APARTHEID’S legacy in education lives on, and the poor are still getting a poorer education, according to education expert, Graeme Bloch.

In 1953, finances for black and white schools were separated, and black children were given significantly less than white children.

In 1975/76, the state spent R644 annually on each white pupil, R189 per Indian pupil, R139 on a coloured pupil, and only R42 on an African pupil.

There was also a lack of black teachers, and many of those who did teach were underqualified.

In 1961, only 10% of black teachers held a matriculation certificate.

This perpetuated an inferior schooling system for the country’s majority.

Bloch, a former board member of Equal Education – a movement of pupils, parents, teachers and community members working for quality and equality in South African education – said 22 years after democracy, black and coloured schools in South Africa are still left under-resourced.

Bloch currently serves on the UCT council.

He has taught in the education faculty at the University of Western Cape, and was project manager for youth development at the Joint Education Trust.

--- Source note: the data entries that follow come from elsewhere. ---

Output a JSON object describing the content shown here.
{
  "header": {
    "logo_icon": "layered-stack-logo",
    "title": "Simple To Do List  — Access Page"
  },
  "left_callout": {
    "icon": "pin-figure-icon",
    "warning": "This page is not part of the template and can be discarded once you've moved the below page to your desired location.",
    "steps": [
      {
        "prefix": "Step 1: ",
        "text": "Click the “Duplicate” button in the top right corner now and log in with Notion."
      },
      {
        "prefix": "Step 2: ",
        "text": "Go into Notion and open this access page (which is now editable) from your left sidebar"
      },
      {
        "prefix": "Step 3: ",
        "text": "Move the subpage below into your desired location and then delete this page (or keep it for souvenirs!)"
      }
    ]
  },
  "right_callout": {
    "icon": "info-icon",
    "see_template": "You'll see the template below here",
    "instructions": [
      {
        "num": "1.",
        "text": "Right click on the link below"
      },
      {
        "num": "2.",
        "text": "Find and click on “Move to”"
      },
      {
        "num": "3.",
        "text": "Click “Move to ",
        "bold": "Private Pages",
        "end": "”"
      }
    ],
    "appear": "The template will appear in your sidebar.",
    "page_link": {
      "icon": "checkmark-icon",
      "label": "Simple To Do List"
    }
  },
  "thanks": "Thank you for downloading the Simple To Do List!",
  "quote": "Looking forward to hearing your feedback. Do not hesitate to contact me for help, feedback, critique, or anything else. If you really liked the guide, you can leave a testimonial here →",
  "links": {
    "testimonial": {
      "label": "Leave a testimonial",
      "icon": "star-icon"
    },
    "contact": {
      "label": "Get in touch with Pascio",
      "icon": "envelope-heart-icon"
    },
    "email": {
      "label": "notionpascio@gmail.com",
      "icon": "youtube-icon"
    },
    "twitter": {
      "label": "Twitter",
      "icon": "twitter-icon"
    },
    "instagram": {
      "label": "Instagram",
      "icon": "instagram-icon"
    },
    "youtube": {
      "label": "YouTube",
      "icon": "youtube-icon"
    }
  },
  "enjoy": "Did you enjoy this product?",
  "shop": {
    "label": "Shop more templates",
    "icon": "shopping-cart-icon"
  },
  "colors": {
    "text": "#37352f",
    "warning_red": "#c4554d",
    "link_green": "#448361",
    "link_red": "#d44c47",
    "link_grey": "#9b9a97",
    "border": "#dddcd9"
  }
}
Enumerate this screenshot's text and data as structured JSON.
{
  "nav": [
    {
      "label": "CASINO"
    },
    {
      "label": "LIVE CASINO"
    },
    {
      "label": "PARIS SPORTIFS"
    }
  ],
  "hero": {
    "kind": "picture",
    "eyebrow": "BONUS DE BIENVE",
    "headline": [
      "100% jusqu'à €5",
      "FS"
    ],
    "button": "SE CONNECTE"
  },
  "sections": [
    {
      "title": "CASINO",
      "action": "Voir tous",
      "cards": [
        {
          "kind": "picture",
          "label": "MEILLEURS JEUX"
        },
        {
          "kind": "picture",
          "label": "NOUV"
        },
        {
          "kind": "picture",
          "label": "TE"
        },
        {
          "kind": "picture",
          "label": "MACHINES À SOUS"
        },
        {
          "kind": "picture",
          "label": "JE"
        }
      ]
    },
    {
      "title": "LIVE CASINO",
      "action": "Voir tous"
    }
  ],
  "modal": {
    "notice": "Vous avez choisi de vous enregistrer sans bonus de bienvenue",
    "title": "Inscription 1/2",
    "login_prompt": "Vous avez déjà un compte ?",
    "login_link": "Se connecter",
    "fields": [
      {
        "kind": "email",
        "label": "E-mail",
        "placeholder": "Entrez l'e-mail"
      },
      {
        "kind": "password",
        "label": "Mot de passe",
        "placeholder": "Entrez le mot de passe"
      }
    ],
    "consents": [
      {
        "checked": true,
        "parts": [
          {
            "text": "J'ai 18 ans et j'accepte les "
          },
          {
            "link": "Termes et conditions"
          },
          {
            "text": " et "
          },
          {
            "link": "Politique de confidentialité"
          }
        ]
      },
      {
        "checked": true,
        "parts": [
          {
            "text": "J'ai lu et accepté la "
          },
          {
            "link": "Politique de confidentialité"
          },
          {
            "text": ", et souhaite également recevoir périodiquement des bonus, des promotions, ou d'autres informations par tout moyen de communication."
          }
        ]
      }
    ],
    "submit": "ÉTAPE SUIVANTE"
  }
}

He has also worked as head of Social Development in the Department of Welfare, and as Director of Social Development in the Joburg Metro.

Before 1994, he was executive member of the National Education Crisis Committee, as well as the United Democratic Front.

“Former white and Model C schools had more money and resources to a build a solid foundation for children, whereas schools in townships did not.

“This legacy lives on.

“and the poor will always get a poorer education unless there is more investment and teachers are trained,” Bloch said.

It is estimated that at least 250 000 people in Soweto were actively involved in the resistance of the Bantu Education Act, which was designed to provide black people with skills to work in manual labour jobs under white control.

That legislation deprived and disadvantaged millions for decades, and its devastating personal, political and economic effects continue to be felt today.

Prior to the Bantu Education Act, in 1949 the government appointed the Eiselen Commission to consider African education provision.

The Commission recommended “resorting to radical measures” for the “effective reform of the Bantu school system”.

The Coloured Persons Education Act of 1963 put control of “coloured” education under the Department of Coloured Affairs.

The 1965 Indian Education Act was passed to separate and control Indian education, which was placed under the Department of Indian Affairs.

No new high schools were built in Soweto between 1962 and 1971, and pupils were meant to move to their relevant homeland to attend the newly built schools there.